Looking at the ovirt-host-deploy log I see several tracebacks with $SUBJECT.
Can you please share these logs?
Here's an example. Please read ahead before
digging into the log though.
https://paste.fedoraproject.org/paste/956Bvf2UXzSwCSjxkD0OEQ/deactivate/v...
> Since Python pays my bills I figure this is an easy fix. Except ... I see this on
the host:
>
> $ rpm -qf /usr/lib/python2.7/site-packages/rpmUtils/
> yum-3.4.3-161.el7.centos.noarch
> $ python
> Python 2.7.5 (default, Oct 30 2018, 23:45:53)
> [GCC 4.8.5 20150623 (Red Hat 4.8.5-36)] on linux2
> Type "help", "copyright", "credits" or
"license" for more information.
> Tab completion has been enabled.
>>>> import rpmUtils
>>>>
> I'm guessing this must mean the tracebacks are from Python 3
Probably. Do you have it installed?
Yes, the host has both
python34-3.4.9-3.el7.x86_64 and
python36-3.6.6-5.el7.x86_64. These are required for some of my local
packages.
In 4.3 we default to python3 if found. This is currently broken on
EL7, and we decided to not fix. See also:
https://bugzilla.redhat.com/show_bug.cgi?id=1688811
This one is specifically about python34, and causes a different
backtrace than yours.
Yup, but very informative just the same. For now, I'll
just remove the
extra stuff so that the host deploy can finish. I assume it's OK to
have Python 3 installed for my things once the deploy is done. Is that
a reasonable assumption? I mean, everything seemed to be running fine
until I made the mess and tried using the host reinstall as a handy cleanup.

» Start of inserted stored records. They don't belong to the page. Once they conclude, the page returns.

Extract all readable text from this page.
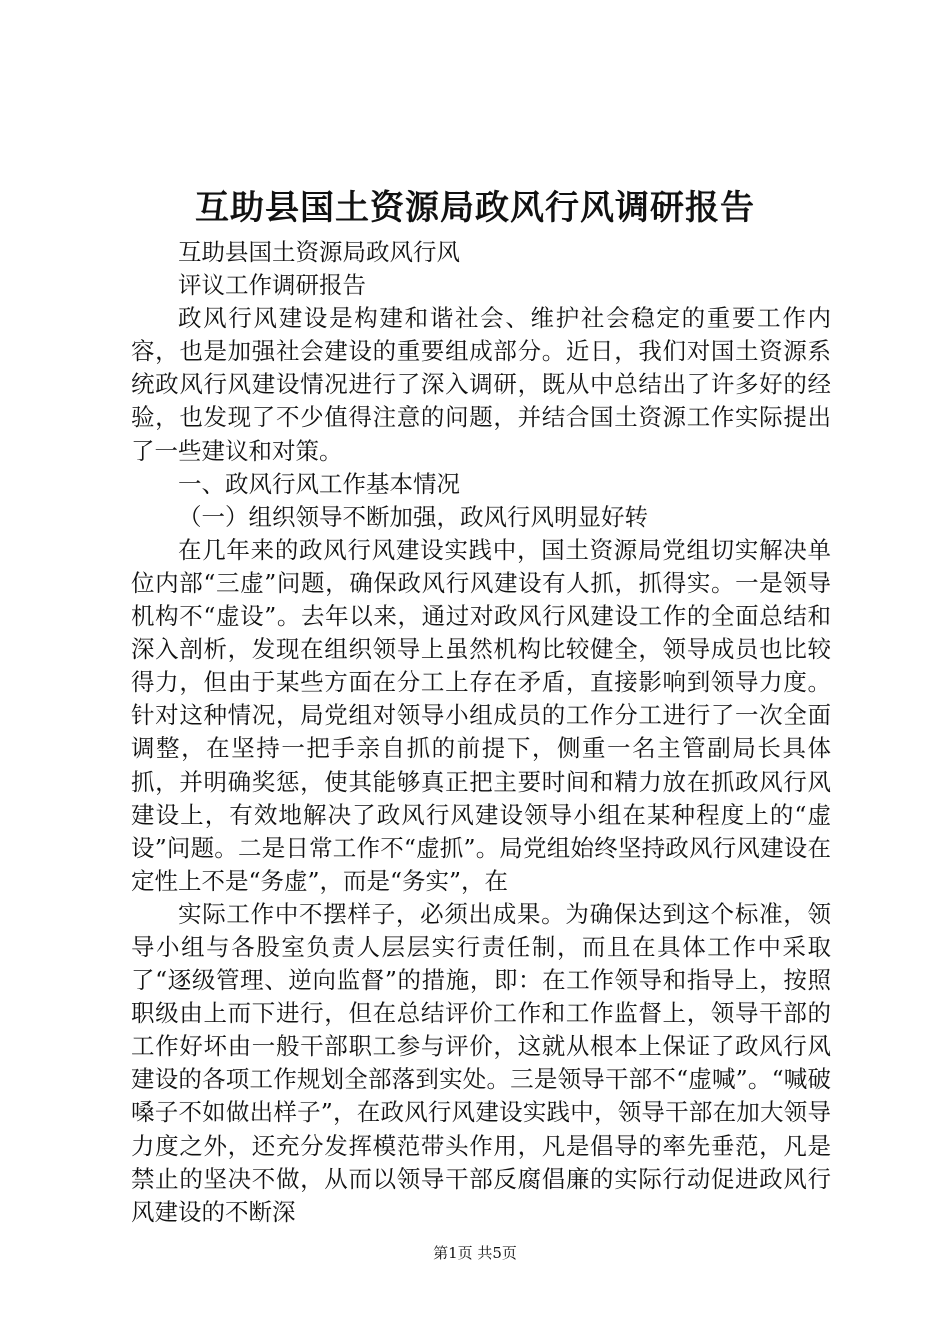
互助县国土资源局政风行风调研报告

互助县国土资源局政风行风

评议工作调研报告

政风行风建设是构建和谐社会、维护社会稳定的重要工作内容，也是加强社会建设的重要组成部分。近日，我们对国土资源系统政风行风建设情况进行了深入调研，既从中总结出了许多好的经验，也发现了不少值得注意的问题，并结合国土资源工作实际提出了一些建议和对策。

一、政风行风工作基本情况

（一）组织领导不断加强，政风行风明显好转

在几年来的政风行风建设实践中，国土资源局党组切实解决单位内部“三虚”问题，确保政风行风建设有人抓，抓得实。一是领导机构不“虚设”。去年以来，通过对政风行风建设工作的全面总结和深入剖析，发现在组织领导上虽然机构比较健全，领导成员也比较得力，但由于某些方面在分工上存在矛盾，直接影响到领导力度。针对这种情况，局党组对领导小组成员的工作分工进行了一次全面调整，在坚持一把手亲自抓的前提下，侧重一名主管副局长具体抓，并明确奖惩，使其能够真正把主要时间和精力放在抓政风行风建设上，有效地解决了政风行风建设领导小组在某种程度上的“虚设”问题。二是日常工作不“虚抓”。局党组始终坚持政风行风建设在定性上不是“务虚”，而是“务实”，在

实际工作中不摆样子，必须出成果。为确保达到这个标准，领导小组与各股室负责人层层实行责任制，而且在具体工作中采取了“逐级管理、逆向监督”的措施，即：在工作领导和指导上，按照职级由上而下进行，但在总结评价工作和工作监督上，领导干部的工作好坏由一般干部职工参与评价，这就从根本上保证了政风行风建设的各项工作规划全部落到实处。三是领导干部不“虚喊”。“喊破嗓子不如做出样子”，在政风行风建设实践中，领导干部在加大领导力度之外，还充分发挥模范带头作用，凡是倡导的率先垂范，凡是禁止的坚决不做，从而以领导干部反腐倡廉的实际行动促进政风行风建设的不断深

第1页 共5页
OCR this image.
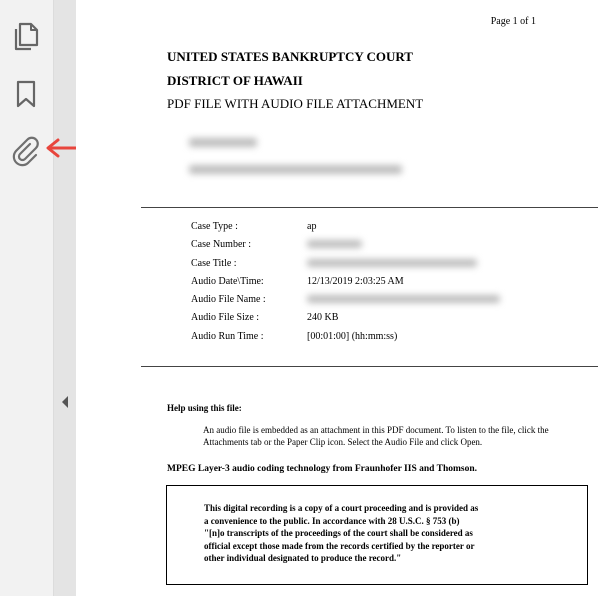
Page 1 of 1
UNITED STATES BANKRUPTCY COURT
DISTRICT OF HAWAII
PDF FILE WITH AUDIO FILE ATTACHMENT
Case Type :	ap
Case Number :
Case Title :
Audio Date\Time:	12/13/2019 2:03:25 AM
Audio File Name :
Audio File Size :	240 KB
Audio Run Time :	[00:01:00] (hh:mm:ss)
Help using this file:
An audio file is embedded as an attachment in this PDF document. To listen to the file, click the Attachments tab or the Paper Clip icon. Select the Audio File and click Open.
MPEG Layer-3 audio coding technology from Fraunhofer IIS and Thomson.
This digital recording is a copy of a court proceeding and is provided as
a convenience to the public. In accordance with 28 U.S.C. § 753 (b)
"[n]o transcripts of the proceedings of the court shall be considered as
official except those made from the records certified by the reporter or
other individual designated to produce the record."
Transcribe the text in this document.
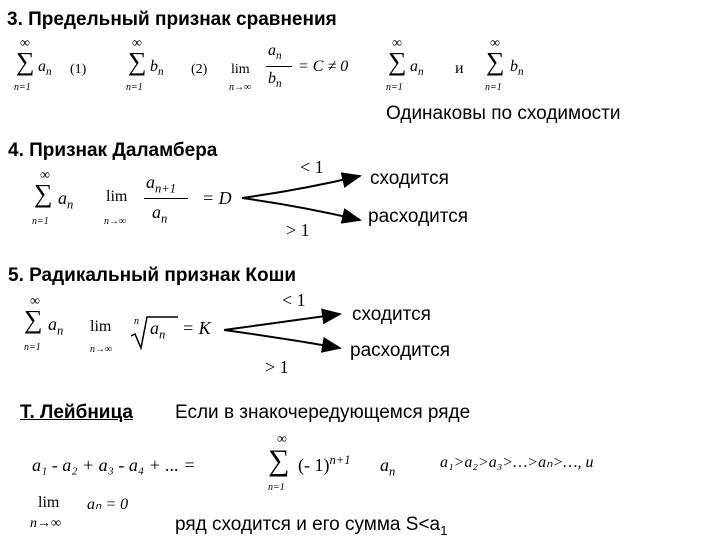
3. Предельный признак сравнения
∞
∑ $a_n$
n=1
(1)
∞
∑ $b_n$
n=1
(2) lim
n→∞
$a_n$
$b_n$
= C ≠ 0
∞
∑ $a_n$
n=1
и
∞
∑ $b_n$
n=1
Одинаковы по сходимости
4. Признак Даламбера
∞
∑ $a_n$
n=1
lim
n→∞
$a_{n+1}$
$a_n$
= D
< 1
> 1
сходится
расходится
5. Радикальный признак Коши
∞
∑ $a_n$
n=1
lim
n→∞
n $a_n = K$
< 1
> 1
сходится
расходится
Т. Лейбница Если в знакочередующемся ряде
a₁ - a₂ + a₃ - a₄ + ... =
∞
∑
n=1
(- 1)$^{n+1}$ $a_n$
a₁>a₂>a₃>…>aₙ>…, и
lim
n→∞
aₙ = 0
ряд сходится и его сумма $S<a_1$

Now that 4.3 is out, I don't mind reverting this decision (of
defaulting to python3) if it's considered premature, considering that
most developers probably use master branches (4.4) by now (and that
python3 support is still not finished :-(, although should work for
host-deploy on fedora).
> since I can clearly see the module doesn't exist for either Python 3.4 or 3.6.
So this smells like a packaging bug somehow related to upgrading from 4.2. I mean, I
can't imagine a brand new install fails this blatantly. Either that or this import
error has nothing to do with my reinstall failure.

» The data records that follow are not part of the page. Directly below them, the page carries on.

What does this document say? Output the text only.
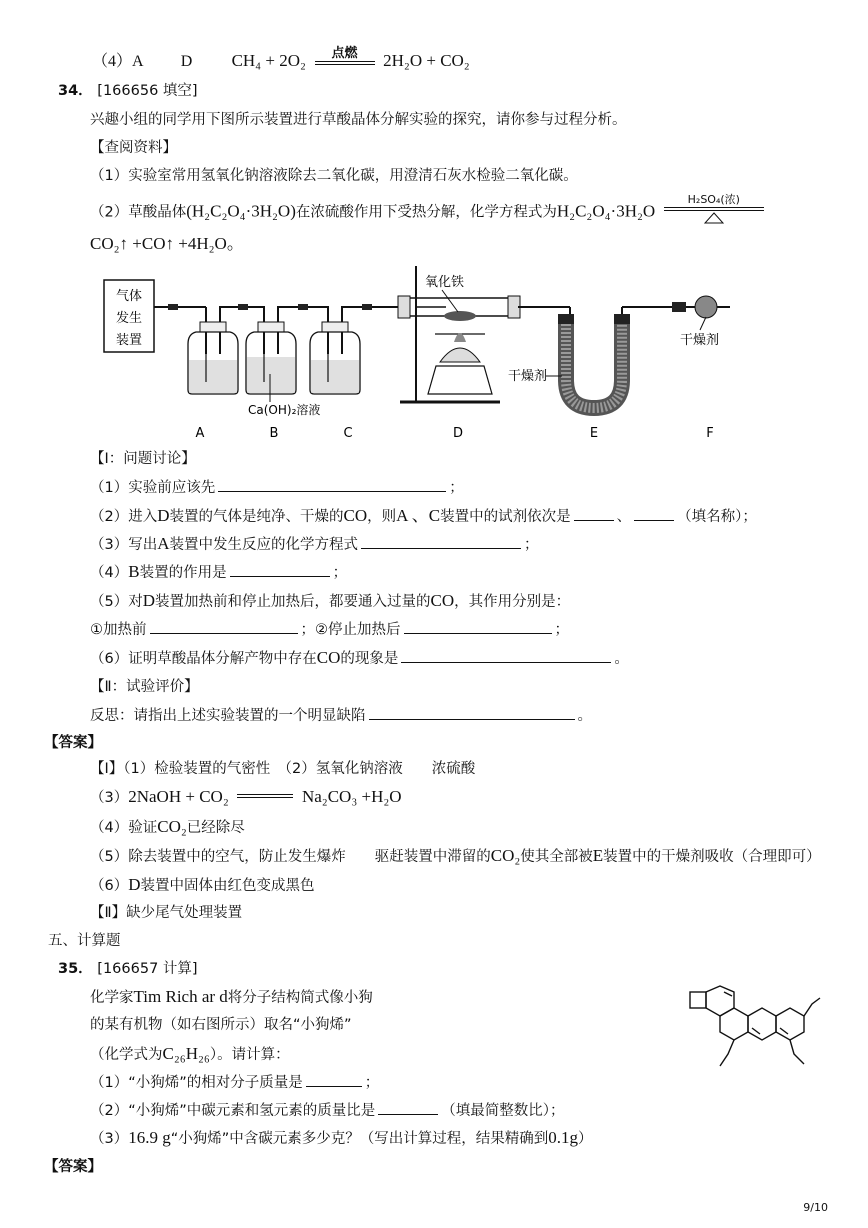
（4）A D CH₄ + 2O₂	点燃	2H₂O + CO₂
34． [166656 填空]
兴趣小组的同学用下图所示装置进行草酸晶体分解实验的探究，请你参与过程分析。
【查阅资料】
（1）实验室常用氢氧化钠溶液除去二氧化碳，用澄清石灰水检验二氧化碳。
（2）草酸晶体(H₂C₂O₄·3H₂O)在浓硫酸作用下受热分解，化学方程式为H₂C₂O₄·3H₂O
H₂SO₄(浓)
CO₂↑ +CO↑ +4H₂O。
气体
发生
装置
Ca(OH)₂溶液
氧化铁
干燥剂
干燥剂
A	B	C	D	E	F
【Ⅰ：问题讨论】
（1）实验前应该先	；
（2）进入D装置的气体是纯净、干燥的CO，则A 、C装置中的试剂依次是	、	（填名称）；
（3）写出A装置中发生反应的化学方程式	；
（4）B装置的作用是	；
（5）对D装置加热前和停止加热后，都要通入过量的CO，其作用分别是：
①加热前	；②停止加热后	；
（6）证明草酸晶体分解产物中存在CO的现象是	。
【Ⅱ：试验评价】
反思：请指出上述实验装置的一个明显缺陷	。
【答案】
【Ⅰ】（1）检验装置的气密性　（2）氢氧化钠溶液　　浓硫酸
（3）2NaOH + CO₂	Na₂CO₃ +H₂O
（4）验证CO₂已经除尽
（5）除去装置中的空气，防止发生爆炸　　驱赶装置中滞留的CO₂使其全部被E装置中的干燥剂吸收（合理即可）
（6）D装置中固体由红色变成黑色
【Ⅱ】缺少尾气处理装置
五、计算题
35． [166657 计算]
化学家Tim Rich ar d将分子结构简式像小狗
的某有机物（如右图所示）取名“小狗烯”
（化学式为C₂₆H₂₆）。请计算：
（1）“小狗烯”的相对分子质量是	；
（2）“小狗烯”中碳元素和氢元素的质量比是	（填最简整数比）；
（3）16.9 g“小狗烯”中含碳元素多少克？（写出计算过程，结果精确到0.1g）
【答案】
9/10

It's not a packaging bug. The way 'Add host' works is:
1. The engine creates a tarfile containing otopi + all needed
modules/plugins (including host-deploy) and python libraries. This is
cached, and you can check it if you want, at:
/var/cache/ovirt-engine/ovirt-host-deploy.tar .

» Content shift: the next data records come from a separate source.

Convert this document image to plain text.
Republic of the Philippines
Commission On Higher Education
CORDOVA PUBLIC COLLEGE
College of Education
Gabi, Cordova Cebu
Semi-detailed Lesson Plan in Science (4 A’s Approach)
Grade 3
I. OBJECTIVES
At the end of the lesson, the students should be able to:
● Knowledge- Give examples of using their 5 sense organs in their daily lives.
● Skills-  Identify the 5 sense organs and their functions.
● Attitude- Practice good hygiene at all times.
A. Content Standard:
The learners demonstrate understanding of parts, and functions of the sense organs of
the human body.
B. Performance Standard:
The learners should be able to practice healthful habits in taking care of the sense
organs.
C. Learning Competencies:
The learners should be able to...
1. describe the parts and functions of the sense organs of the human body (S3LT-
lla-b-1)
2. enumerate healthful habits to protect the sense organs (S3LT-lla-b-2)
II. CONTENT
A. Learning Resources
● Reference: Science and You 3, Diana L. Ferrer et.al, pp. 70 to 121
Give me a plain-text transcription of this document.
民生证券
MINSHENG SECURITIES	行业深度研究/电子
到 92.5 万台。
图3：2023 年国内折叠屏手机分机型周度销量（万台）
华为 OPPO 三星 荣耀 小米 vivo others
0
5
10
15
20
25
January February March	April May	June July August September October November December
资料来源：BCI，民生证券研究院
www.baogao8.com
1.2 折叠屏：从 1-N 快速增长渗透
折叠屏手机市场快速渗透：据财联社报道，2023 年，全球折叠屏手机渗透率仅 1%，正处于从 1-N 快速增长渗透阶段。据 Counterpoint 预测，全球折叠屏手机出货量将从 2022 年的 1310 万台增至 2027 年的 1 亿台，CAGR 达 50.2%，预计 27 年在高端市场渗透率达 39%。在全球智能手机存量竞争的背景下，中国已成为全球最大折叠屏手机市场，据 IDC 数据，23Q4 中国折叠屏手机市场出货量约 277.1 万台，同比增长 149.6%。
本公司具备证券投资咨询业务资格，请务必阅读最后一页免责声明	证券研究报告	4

2. The engine ssh'es (is that a verb?)
I think it should be. I use it all the
time though it always sounds
awkward. Text became a verb. Google became a verb. Why's this one so
tough? :-\ Maybe its because it sounds like we trying to hush a crying
baby.
to the host, copies there the
tar file, opens it, and runs it. Then, the code in it runs. You can
find in engine.log the (long) command line it runs on the host via
ssh.
At this point, the code that runs there still can't do anything about
packaging. In particular, it can't Require: any specific versions of
anything, etc., because it's not installed by rpm but copied from the
engine.
Good to know this! Just to make sure I read that right, you're saying
that "host deploy code" that runs on the host is not rpm packaged, but
when that code runs it is installing rpms. So once it's done,
everything that makes a host a host is via rpm, just not the "how" it
got there. Am I right?
But this is not really relevant. If you think this is a real bug,
please (re)open one, and we'll think what we can do. Opinions/ideas
are obviously welcome :-)
Well, it doesn't sound like a bug as much as an
expectation. I guess
when I color outside the lines by adding my own local packages all bets
are off. Still, I'm a little surprised how this one manifests since
this kind of thing doesn't usually matter. I'm mostly a victim of my
age and long experience of "if you want that on Linux, build it!" All
these fancy automation tools (e.g., install host) are almost more
difficult than the manual way ... but really that's only when they go
wrong otherwise I often chuckle at the ease and what it takes to make
that actually happen.
Thanks and best regards,
The thanks go to you! You responses are always helpful and greatly
appreciated. The FOSS runs deep in you!